Azusa Pacific University has joined the ranks of Ivory Tower echo chambers of liberalism that have chosen to reject diversity of thought rather than embrace it. APU just revoked its invitation to Charles Murray, one of today’s great cultural scholars. His 2013 book, Coming Apart: The State of White America, 1960-2010, was a provocative and revealing study of the cultural erosion that has taken place over the last decades; his new book, The Curmudgeon’s Guide to Getting Ahead: Dos and Don’ts of Right Behavior, Tough Thinking, Clear Writing, and Living a Good Life, looks to be of particular interest to audiences such as the one at Azusa Pacific.
But APU has denied their students the opportunity to hear this man’s “curmudgeonly” advice, to converse with him and to hear a viewpoint about life, culture, America, that no doubt differs from the one so carefully fed into these young minds entrusted to their care for an education, not indoctrination.
Dr. Murray’s open letter to the students at APU:
I was scheduled to speak to you tomorrow. I was going to talk about my new book, “The Curmudgeon’s Guide to Getting Ahead,” and was looking forward to it. But it has been “postponed.” Why? An email from your president, Jon Wallace, to my employer, the American Enterprise Institute (AEI), said “Given the lateness of the semester and the full record of Dr. Murray’s scholarship, I realized we needed more time to prepare for a visit and postponed Wednesday’s conversation.” This, about an appearance that has been planned for months. I also understand from another faculty member that he and the provost were afraid of “hurting our faculty and students of color.”
You’re at college, right? Being at college is supposed to mean thinking for yourselves, right? Okay, then do it. Don’t be satisfied with links to websites that specialize in libeling people. Lose the secondary sources. Explore for yourself the “full range” of my scholarship and find out what it is that I’ve written or said that would hurt your faculty or students of color. It’s not hard. In fact, you can do it without moving from your chair if you’re in front of your computer.
You don’t have to buy my books.

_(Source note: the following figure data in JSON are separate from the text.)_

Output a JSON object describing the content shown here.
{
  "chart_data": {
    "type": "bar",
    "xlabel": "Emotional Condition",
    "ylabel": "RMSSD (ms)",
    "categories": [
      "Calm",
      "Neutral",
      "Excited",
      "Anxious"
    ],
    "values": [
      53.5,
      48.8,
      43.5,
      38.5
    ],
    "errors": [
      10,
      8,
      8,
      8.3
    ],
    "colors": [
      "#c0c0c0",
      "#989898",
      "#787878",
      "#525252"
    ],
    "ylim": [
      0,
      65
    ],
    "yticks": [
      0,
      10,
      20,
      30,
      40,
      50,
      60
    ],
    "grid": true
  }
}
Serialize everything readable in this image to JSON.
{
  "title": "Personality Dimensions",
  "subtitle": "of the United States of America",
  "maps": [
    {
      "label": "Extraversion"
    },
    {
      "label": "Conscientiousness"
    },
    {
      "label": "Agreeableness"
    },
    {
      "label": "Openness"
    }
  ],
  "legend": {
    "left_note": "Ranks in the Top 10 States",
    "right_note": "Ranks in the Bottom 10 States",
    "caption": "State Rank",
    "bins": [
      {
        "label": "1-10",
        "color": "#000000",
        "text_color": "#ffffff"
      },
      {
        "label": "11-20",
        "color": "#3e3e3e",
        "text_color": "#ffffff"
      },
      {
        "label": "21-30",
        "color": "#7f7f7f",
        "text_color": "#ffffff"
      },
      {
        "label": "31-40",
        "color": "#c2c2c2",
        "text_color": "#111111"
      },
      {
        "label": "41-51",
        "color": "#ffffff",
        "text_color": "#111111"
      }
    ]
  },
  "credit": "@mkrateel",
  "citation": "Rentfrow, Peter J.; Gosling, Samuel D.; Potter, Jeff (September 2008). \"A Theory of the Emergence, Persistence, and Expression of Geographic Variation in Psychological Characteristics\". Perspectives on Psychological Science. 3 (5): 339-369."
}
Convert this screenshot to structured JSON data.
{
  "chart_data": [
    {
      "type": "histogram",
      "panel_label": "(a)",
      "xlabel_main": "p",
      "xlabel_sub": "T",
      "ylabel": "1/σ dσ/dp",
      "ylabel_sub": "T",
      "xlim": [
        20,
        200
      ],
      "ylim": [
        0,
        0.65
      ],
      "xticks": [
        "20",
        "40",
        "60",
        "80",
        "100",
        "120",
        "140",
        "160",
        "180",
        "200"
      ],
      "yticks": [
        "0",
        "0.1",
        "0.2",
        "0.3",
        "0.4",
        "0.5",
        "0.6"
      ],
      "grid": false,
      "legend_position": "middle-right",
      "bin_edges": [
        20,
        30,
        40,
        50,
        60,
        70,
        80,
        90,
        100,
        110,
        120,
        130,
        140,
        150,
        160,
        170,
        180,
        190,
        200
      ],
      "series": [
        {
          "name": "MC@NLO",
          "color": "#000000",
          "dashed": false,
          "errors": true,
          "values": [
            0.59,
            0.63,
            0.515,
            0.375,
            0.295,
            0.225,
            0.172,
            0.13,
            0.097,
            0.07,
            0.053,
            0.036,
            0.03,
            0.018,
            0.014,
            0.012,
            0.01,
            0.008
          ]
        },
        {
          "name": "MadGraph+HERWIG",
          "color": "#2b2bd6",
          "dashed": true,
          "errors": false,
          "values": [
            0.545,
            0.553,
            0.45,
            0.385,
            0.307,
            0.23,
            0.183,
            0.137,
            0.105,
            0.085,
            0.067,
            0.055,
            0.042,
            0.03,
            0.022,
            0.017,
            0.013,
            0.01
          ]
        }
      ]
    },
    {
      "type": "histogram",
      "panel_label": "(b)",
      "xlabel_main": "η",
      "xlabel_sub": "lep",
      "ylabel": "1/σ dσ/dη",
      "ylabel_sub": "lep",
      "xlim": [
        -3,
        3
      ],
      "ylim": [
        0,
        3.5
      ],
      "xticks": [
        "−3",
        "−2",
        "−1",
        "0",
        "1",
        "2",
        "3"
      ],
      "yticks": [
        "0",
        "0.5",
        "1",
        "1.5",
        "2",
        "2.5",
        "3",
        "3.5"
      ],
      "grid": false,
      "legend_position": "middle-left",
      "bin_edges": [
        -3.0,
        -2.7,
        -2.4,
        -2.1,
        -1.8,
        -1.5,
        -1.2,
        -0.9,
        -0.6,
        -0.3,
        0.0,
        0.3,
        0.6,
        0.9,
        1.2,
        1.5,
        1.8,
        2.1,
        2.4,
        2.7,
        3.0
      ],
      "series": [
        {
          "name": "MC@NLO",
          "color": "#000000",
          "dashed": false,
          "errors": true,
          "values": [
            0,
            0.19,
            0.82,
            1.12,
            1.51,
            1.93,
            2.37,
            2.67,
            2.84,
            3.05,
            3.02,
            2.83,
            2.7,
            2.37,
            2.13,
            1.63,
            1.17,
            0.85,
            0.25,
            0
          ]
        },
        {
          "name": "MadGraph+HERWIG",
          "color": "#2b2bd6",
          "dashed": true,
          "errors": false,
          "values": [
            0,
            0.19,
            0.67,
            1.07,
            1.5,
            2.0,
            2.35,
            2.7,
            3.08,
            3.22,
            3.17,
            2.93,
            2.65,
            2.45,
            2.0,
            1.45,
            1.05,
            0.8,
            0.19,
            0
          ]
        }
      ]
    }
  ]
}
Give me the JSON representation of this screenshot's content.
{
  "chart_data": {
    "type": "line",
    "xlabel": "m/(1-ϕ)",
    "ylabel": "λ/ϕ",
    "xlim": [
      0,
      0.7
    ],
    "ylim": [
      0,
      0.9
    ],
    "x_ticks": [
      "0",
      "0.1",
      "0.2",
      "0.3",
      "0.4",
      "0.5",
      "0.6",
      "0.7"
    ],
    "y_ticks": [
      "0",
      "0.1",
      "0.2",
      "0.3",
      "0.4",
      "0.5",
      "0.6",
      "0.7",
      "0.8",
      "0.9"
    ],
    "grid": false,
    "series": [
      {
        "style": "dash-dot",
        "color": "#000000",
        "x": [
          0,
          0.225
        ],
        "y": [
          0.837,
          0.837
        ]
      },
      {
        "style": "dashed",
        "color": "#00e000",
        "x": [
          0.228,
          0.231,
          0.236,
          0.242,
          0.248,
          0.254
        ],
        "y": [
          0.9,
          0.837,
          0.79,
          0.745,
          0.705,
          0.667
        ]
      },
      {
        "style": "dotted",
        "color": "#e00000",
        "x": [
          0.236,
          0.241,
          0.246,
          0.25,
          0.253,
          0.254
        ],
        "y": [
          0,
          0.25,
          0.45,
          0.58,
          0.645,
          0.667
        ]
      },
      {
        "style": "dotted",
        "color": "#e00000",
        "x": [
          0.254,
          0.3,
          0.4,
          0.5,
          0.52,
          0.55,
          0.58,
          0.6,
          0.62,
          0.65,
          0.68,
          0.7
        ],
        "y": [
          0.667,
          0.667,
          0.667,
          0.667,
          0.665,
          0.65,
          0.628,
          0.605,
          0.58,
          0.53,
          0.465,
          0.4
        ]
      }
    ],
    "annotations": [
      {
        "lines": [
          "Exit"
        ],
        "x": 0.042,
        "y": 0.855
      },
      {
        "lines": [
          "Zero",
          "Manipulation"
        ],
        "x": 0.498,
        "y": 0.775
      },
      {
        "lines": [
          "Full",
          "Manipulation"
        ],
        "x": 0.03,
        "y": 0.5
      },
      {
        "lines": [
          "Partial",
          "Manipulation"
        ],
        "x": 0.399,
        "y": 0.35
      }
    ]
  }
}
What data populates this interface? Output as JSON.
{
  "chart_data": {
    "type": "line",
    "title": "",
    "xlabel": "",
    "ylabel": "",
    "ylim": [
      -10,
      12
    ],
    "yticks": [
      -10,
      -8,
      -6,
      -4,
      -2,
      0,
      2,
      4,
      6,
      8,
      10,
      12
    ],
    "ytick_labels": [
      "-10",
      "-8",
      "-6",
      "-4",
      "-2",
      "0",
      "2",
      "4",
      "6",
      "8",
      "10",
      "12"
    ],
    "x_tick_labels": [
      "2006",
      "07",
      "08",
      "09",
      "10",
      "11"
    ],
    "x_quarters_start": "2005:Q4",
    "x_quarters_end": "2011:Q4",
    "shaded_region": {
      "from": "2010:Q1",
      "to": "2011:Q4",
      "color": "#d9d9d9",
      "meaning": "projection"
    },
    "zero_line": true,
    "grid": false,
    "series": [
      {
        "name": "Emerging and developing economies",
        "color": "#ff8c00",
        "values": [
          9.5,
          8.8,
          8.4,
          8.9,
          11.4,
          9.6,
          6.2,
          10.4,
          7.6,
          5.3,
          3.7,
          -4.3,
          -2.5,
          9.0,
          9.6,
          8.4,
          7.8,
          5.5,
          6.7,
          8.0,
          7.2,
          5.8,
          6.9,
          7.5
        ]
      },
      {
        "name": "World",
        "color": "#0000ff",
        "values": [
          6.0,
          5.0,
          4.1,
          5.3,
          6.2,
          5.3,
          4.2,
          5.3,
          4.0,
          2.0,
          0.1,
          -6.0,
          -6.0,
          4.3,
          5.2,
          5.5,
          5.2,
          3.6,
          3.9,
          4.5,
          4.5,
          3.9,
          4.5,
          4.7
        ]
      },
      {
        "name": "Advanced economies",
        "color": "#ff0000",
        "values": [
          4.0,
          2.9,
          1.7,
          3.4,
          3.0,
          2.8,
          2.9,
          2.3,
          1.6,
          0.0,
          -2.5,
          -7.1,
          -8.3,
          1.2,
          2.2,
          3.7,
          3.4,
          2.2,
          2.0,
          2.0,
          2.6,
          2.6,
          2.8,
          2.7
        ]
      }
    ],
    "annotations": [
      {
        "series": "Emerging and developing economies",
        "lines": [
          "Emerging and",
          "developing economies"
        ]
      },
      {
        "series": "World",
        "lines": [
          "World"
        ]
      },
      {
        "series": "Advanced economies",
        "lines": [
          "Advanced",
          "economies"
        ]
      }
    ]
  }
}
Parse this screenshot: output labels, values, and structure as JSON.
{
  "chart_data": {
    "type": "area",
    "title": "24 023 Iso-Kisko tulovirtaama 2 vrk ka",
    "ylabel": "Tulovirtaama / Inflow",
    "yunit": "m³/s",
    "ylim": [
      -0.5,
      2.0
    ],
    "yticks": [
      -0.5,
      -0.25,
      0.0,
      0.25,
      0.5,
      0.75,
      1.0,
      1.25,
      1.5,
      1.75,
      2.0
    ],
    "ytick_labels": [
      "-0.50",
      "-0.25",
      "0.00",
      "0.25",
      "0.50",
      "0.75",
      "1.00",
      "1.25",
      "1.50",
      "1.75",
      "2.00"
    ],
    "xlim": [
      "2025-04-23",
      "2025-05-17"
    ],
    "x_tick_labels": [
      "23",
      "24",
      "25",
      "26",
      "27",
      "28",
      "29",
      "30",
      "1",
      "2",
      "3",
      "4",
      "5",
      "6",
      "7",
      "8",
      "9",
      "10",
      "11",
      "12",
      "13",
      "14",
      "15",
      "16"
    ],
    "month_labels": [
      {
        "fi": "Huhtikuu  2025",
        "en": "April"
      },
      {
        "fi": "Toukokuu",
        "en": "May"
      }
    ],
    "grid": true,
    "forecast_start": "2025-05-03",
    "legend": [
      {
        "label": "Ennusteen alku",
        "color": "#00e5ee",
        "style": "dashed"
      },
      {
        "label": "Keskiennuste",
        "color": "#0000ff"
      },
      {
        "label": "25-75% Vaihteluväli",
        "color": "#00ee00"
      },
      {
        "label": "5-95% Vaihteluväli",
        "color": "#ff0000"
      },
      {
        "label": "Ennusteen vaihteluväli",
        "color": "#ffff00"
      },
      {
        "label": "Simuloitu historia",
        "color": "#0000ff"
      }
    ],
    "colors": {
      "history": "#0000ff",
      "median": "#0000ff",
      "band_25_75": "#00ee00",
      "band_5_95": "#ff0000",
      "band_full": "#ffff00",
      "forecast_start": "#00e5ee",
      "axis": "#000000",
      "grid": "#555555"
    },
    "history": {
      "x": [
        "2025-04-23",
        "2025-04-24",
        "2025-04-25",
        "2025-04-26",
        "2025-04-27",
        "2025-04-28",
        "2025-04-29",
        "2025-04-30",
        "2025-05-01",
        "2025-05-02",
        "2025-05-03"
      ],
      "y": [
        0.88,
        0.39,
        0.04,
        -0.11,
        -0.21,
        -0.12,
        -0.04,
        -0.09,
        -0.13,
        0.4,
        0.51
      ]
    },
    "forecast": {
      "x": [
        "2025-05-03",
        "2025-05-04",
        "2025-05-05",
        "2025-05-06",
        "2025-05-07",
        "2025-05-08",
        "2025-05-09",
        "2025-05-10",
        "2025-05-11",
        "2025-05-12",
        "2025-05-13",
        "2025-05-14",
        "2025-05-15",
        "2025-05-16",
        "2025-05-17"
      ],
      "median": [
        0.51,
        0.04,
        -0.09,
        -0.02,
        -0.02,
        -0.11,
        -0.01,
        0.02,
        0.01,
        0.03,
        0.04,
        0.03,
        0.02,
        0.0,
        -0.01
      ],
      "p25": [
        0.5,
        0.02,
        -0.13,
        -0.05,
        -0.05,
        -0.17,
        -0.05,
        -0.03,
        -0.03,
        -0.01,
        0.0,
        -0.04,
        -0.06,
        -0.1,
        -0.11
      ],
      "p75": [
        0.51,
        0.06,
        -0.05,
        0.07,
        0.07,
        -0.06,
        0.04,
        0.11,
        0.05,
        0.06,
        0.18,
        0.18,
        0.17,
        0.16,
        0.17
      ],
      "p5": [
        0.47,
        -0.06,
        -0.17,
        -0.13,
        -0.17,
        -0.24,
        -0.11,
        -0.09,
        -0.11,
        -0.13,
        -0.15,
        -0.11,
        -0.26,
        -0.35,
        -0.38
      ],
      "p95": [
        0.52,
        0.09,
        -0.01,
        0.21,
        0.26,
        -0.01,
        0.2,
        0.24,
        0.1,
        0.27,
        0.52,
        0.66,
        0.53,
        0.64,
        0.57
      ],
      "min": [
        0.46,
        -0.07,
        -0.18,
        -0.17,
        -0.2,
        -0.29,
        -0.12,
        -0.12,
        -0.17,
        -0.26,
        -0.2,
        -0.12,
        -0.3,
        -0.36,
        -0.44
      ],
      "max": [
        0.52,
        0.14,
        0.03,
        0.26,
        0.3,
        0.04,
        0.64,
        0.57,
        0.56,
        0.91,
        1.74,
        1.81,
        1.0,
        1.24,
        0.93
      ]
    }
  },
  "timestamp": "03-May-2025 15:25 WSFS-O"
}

Instead, go to my web page at AEI. There you will find the full texts of dozens of articles I’ve written for the last quarter-century. Browse through them. Will you find anything that is controversial? That people disagree with? Yes, because (hang on to your hats) scholarship usually means writing about things on which people disagree.
The task of the scholar is to present a case for his or her position based on evidence and logic. Another task of the scholar is to do so in a way that invites everybody into the discussion rather than demonize those who disagree. Try to find anything under my name that is not written in that spirit. Try to find even a paragraph that is written in anger, takes a cheap shot, or attacks women, African Americans, Latinos, Asians, or anyone else.
But there’s another way to decide whether you would have been safe in my hands if I had spoken at Azusa Pacific. Go to YouTube and search “Charles Murray.” You will get links to dozens of lectures, panel discussions, and television interviews. You can watch Q&A sessions in which I field questions from students like you, including extremely hostile ones. Watch even for a few minutes. Ask yourself if I insult them or lash out. If I do anything except take their questions seriously and answer them accordingly. Ask yourself if I’m anything more dangerous than an earnest and nerdy old guy.
Azusa Pacific’s administration wants to protect you from earnest and nerdy old guys who have opinions that some of your faculty do not share. Ask if this is why you’re getting a college education.
Sincerely,
Charles Murray
And the media? Silent. Because universities, as with the media, have zero tolerance for diversity of opinion. Dancing to the tune of the one leftist drummer is the only option, and Azusa Pacific University and our mainstream media are happily keeping to that tune.